Thermal storage is an essential feature of TRI-HP systems. Studies on battery storage suggest that flexibility and enhanced self-supply are appealing to homeowners and could support the adoption of TRI-HP. However, additional costs for storage could also increase upfront costs and boost existing barriers against the use of ST and PV. Furthermore, householders’ capacity for load shifting is limited by the inertia of routinized practices of energy use. These restrictions have to be taken into account when assessing the overall performance of TRI-HP systems.

The acceptance of natural refrigerants, such as CO2 and propane, is mainly depending on a safe and reliable installation and operation of TRI-HP systems. Main barriers TRI-HP needs to address are safety hazards and capacity building and education of installers, maintenance technicians and consumers etc. A detailed analysis of regulatory barriers is presented in chapter 4. Insights from social studies of science and technology underline the need to include professionals as important stakeholders from the beginning.
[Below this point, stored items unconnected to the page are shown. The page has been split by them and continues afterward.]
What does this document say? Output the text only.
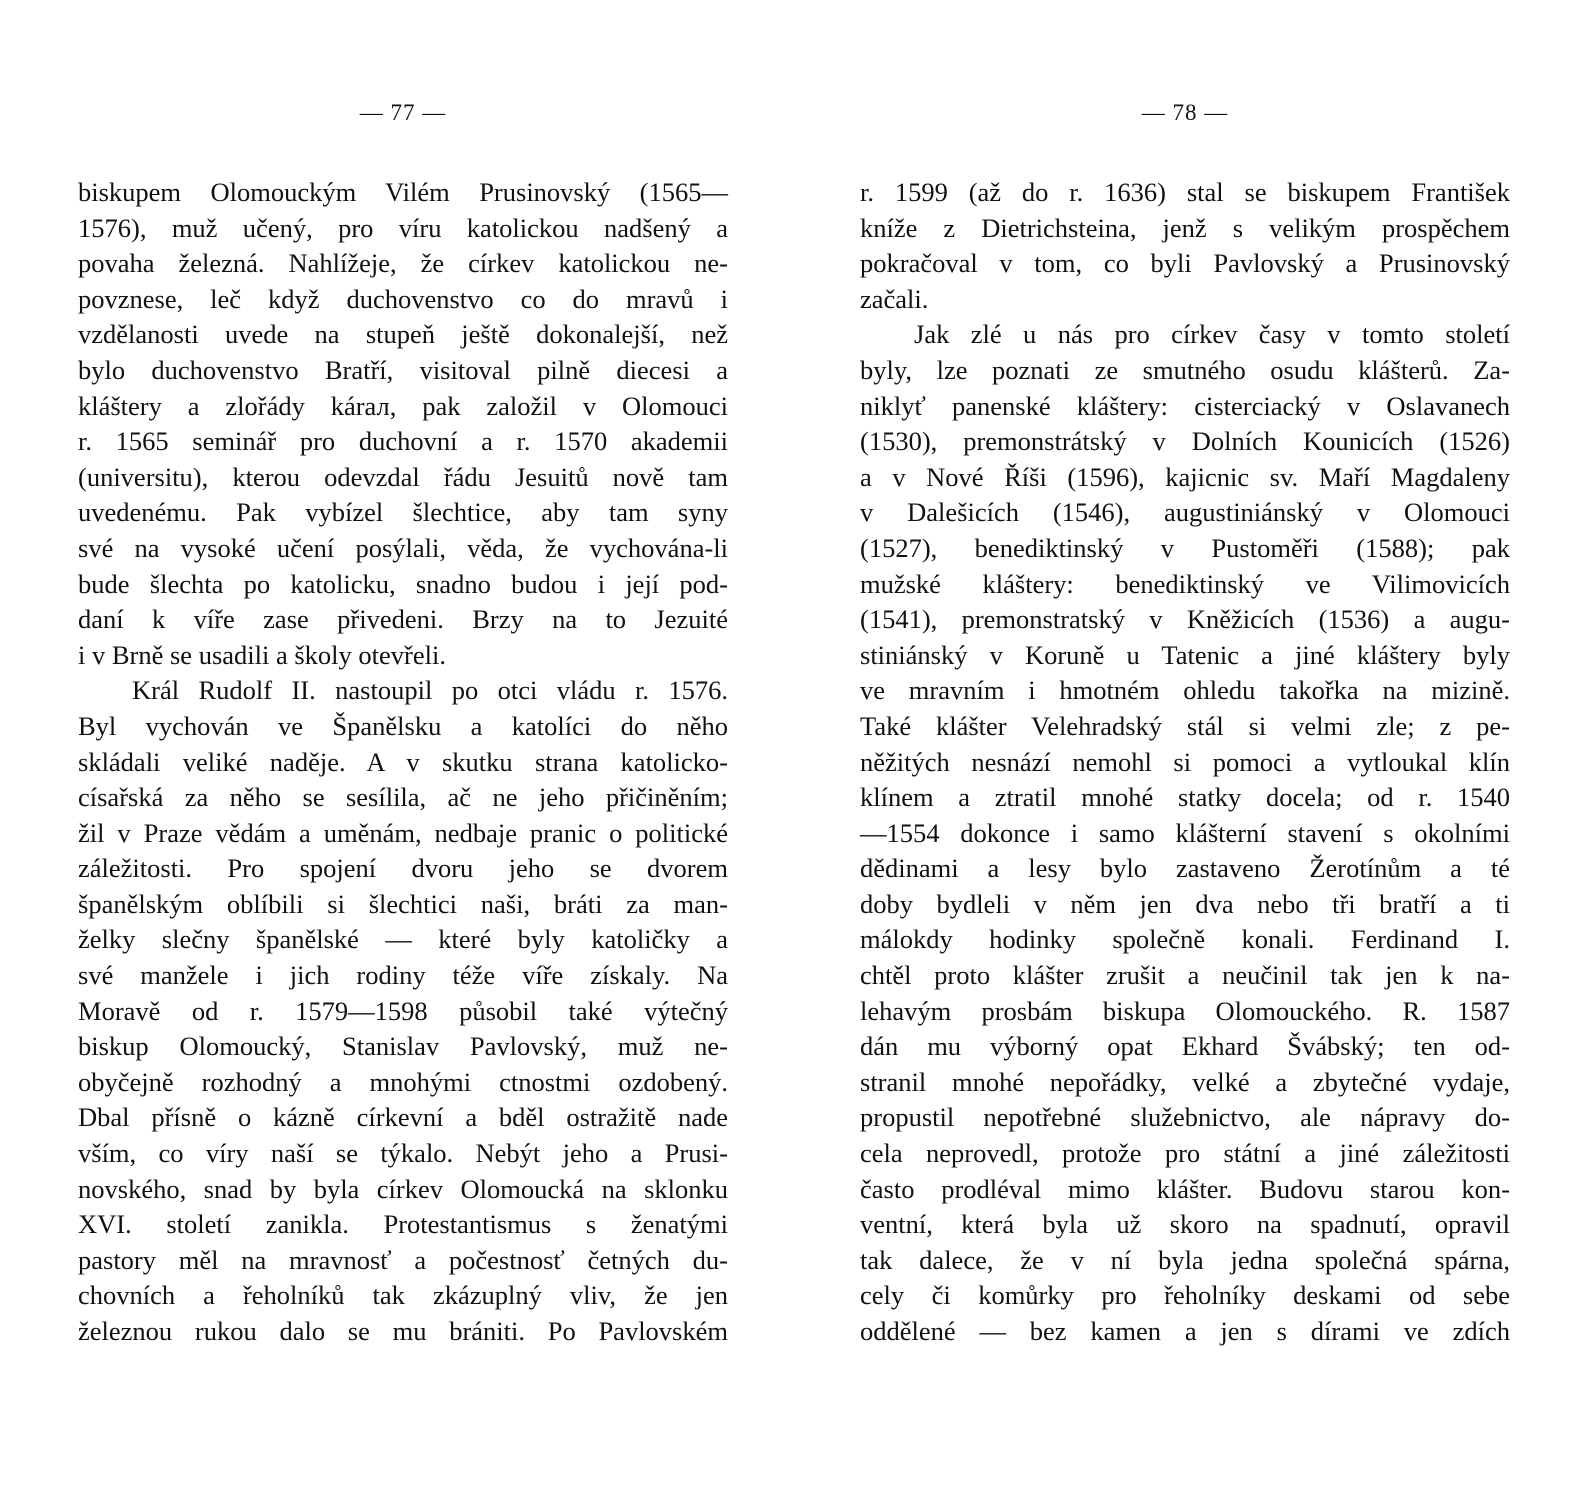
— 77 —
biskupem Olomouckým Vilém Prusinovský (1565—
1576), muž učený, pro víru katolickou nadšený a
povaha železná. Nahlížeje, že církev katolickou ne-
povznese, leč když duchovenstvo co do mravů i
vzdělanosti uvede na stupeň ještě dokonalejší, než
bylo duchovenstvo Bratří, visitoval pilně diecesi a
kláštery a zlořády kárал, pak založil v Olomouci
r. 1565 seminář pro duchovní a r. 1570 akademii
(universitu), kterou odevzdal řádu Jesuitů nově tam
uvedenému. Pak vybízel šlechtice, aby tam syny
své na vysoké učení posýlali, věda, že vychována-li
bude šlechta po katolicku, snadno budou i její pod-
daní k víře zase přivedeni. Brzy na to Jezuité
i v Brně se usadili a školy otevřeli.
Král Rudolf II. nastoupil po otci vládu r. 1576.
Byl vychován ve Španělsku a katolíci do něho
skládali veliké naděje. A v skutku strana katolicko-
císařská za něho se sesílila, ač ne jeho přičiněním;
žil v Praze vědám a uměnám, nedbaje pranic o politické
záležitosti. Pro spojení dvoru jeho se dvorem
španělským oblíbili si šlechtici naši, bráti za man-
želky slečny španělské — které byly katoličky a
své manžele i jich rodiny téže víře získaly. Na
Moravě od r. 1579—1598 působil také výtečný
biskup Olomoucký, Stanislav Pavlovský, muž ne-
obyčejně rozhodný a mnohými ctnostmi ozdobený.
Dbal přísně o kázně církevní a bděl ostražitě nade
vším, co víry naší se týkalo. Nebýt jeho a Prusi-
novského, snad by byla církev Olomoucká na sklonku
XVI. století zanikla. Protestantismus s ženatými
pastory měl na mravnosť a počestnosť četných du-
chovních a řeholníků tak zkázuplný vliv, že jen
železnou rukou dalo se mu brániti. Po Pavlovském
— 78 —
r. 1599 (až do r. 1636) stal se biskupem František
kníže z Dietrichsteina, jenž s velikým prospěchem
pokračoval v tom, co byli Pavlovský a Prusinovský
začali.
Jak zlé u nás pro církev časy v tomto století
byly, lze poznati ze smutného osudu klášterů. Za-
niklyť panenské kláštery: cisterciacký v Oslavanech
(1530), premonstrátský v Dolních Kounicích (1526)
a v Nové Říši (1596), kajicnic sv. Maří Magdaleny
v Dalešicích (1546), augustiniánský v Olomouci
(1527), benediktinský v Pustoměři (1588); pak
mužské kláštery: benediktinský ve Vilimovicích
(1541), premonstratský v Kněžicích (1536) a augu-
stiniánský v Koruně u Tatenic a jiné kláštery byly
ve mravním i hmotném ohledu takořka na mizině.
Také klášter Velehradský stál si velmi zle; z pe-
něžitých nesnází nemohl si pomoci a vytloukal klín
klínem a ztratil mnohé statky docela; od r. 1540
—1554 dokonce i samo klášterní stavení s okolními
dědinami a lesy bylo zastaveno Žerotínům a té
doby bydleli v něm jen dva nebo tři bratří a ti
málokdy hodinky společně konali. Ferdinand I.
chtěl proto klášter zrušit a neučinil tak jen k na-
lehavým prosbám biskupa Olomouckého. R. 1587
dán mu výborný opat Ekhard Švábský; ten od-
stranil mnohé nepořádky, velké a zbytečné vydaje,
propustil nepotřebné služebnictvo, ale nápravy do-
cela neprovedl, protože pro státní a jiné záležitosti
často prodléval mimo klášter. Budovu starou kon-
ventní, která byla už skoro na spadnutí, opravil
tak dalece, že v ní byla jedna společná spárna,
cely či komůrky pro řeholníky deskami od sebe
oddělené — bez kamen a jen s dírami ve zdích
TRI-HP should not only focus on investors and planners as decision-makers, but should also take ‘middle actors’ such as HVAC consultants, technicians, operators and intermediary actors (energy agencies etc.) into account.

A gender analysis shows that RE H/C systems are not ‘gender-neutral’ and gender has an influence on the perception, adoption and use of RE H/C systems. Gender aspects are highly relevant for the TRI-HP project and should be considered in order to enhance the acceptance of RE H/C technologies. A higher environmental concern of women has been identified as an important factor that supports energy transitions and can promote the acceptance of RE, both in personal and professional contexts. Women tend to have a higher carbon print at home since they are still the primary home carer. However, women are still underrepresented in the energy sector and H/C areas. H/C technologies intersect with gendered practices in private households. However, up to now the empirical thermal comfort model that is based on a metabolic rate of an average man, is failing to match the needs of women. Respecting these links can help to question implicit assumptions in technology development in order to get a more realistic picture of the users’ needs. In particular, the different biophysical requirements of women and men related to the experience of thermal comfort have to be taken into account. The specific needs of women to control H/C of indoor environments provide another issue that should be considered when designing the user-system interface.

The reviews on standards, regulations and on market barriers points to further issues that are to be respected. Important topics are maximum refrigerant charges, requirements for components as a function of design pressure, temperature limitations with hydrocarbons, construction requirements, testing, etc. Furthermore, energy efficiency and labelling requirements are discussed. Particular emphasis is given to hydrocarbons and CO2 as working fluids in TRI-HP HPs. Market barriers for propane HPs emerge from safety concerns regarding the high flammability of propane, additional manufacturing costs due to the characteristics of propane and lack of knowledge and training needed for developers, installers and maintainers and limitations on refrigerant charge. Main market barriers for CO2 HPs are costs, which are linked to the low critical temperature and a lack of training and knowledge about CO2 vapour compression systems.